I know there is a meaning to this, which will dawn on me some day. Meanwhile, I am becoming skilled at the game, having abandoned the alphabet, numerics and logic in favor of the best direction-finder of them all : instinct.


  • Anjali, quite simply, superb!

    I've experienced the trauma myself when i landed in Bangalore. I sooooo empathize with what you have written! So please bear with this rather long comment.

    I arrived in Bangalore 7 years ago (fresh out of B-school), straining at the leash, to find my 'first-ever' office and make my name in the corporate world! The address was ofcourse deceptively titled 11th Main, 4th Cross.

    When i asked around, i was told it would take me fifteen minutes from where i was put up, to reach my new office!

    Needless to say, i left a full 2 hours before 9AM (reporting time) and reached office at (i kid you not) 10AM. This, after multiple phone calls to the office line and speaking to a harried receptionist who very helpfully said
    '4th cross is after 3rd cross madam...just before 5th cross...right in between'. Not her fault! Apparently if I had asked her where 11th main was, she would have told me
    '11th main is just before 12th main, which is right after '9th' main from the main road'.

    'Ah...so that's why the main road abruptly cuts into 12th main after 9th main.' And here i was, wondering if 10th and 11th mains had disappeared!

    It took me several years of earnest pleading for my seniors to believe that i had not intended on making an 'attitude' statement that day by coming in 1 hour late!

    By Anonymous tprabhakar, at 8:39 AM, October 08, 2005  

  • A classic read, and u call urself the urban Junkie? ;) Have a wonderful week~~

    By Blogger arvindiyer, at 8:19 PM, October 10, 2005  

  • Anjali I loove your blogs and keep coming back for more..

    By Anonymous Ayesha, at 11:05 PM, October 10, 2005  

  • Anjali, did you ever figure out why the unfortunate K & P blocks were in a neat little package across the road from where they should have been?
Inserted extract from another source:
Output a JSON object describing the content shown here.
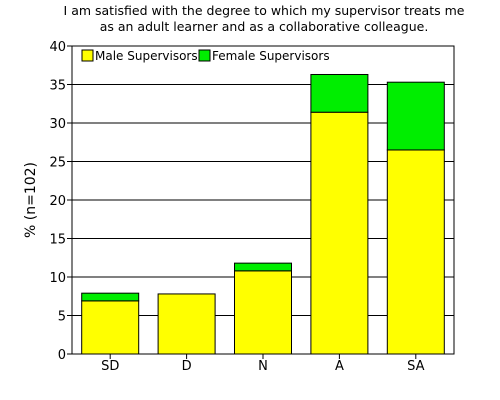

They were a wedding gift from a young bride (the developers daughter),to her husband, whose initials were K P !!

    By Anonymous a fellow sufferer, at 5:50 PM, October 14, 2005  

  • tara: yes, the strategic dissapearance of mains and crosses is another Bangalore specialty :)

    arvind: i guess I'm an optimist - I name myself the urban junkie in the fond hope that I will indeed manage to crack these codes and transform into one!

    ayesha: thank you :)

    fellow sufferer: welcome to my blog. and thank you for solving that mystery. It's good to finally get to the bottom of things, even 20 years later.

    By Blogger Anjali, at 8:50 PM, October 14, 2005  

  • uh oh..i've never been to bangalore, but ahem..i am a planner myself:D uh oh..

    By Blogger Shilpa, at 3:05 AM, November 01, 2005  

  • This comment has been removed by a blog administrator.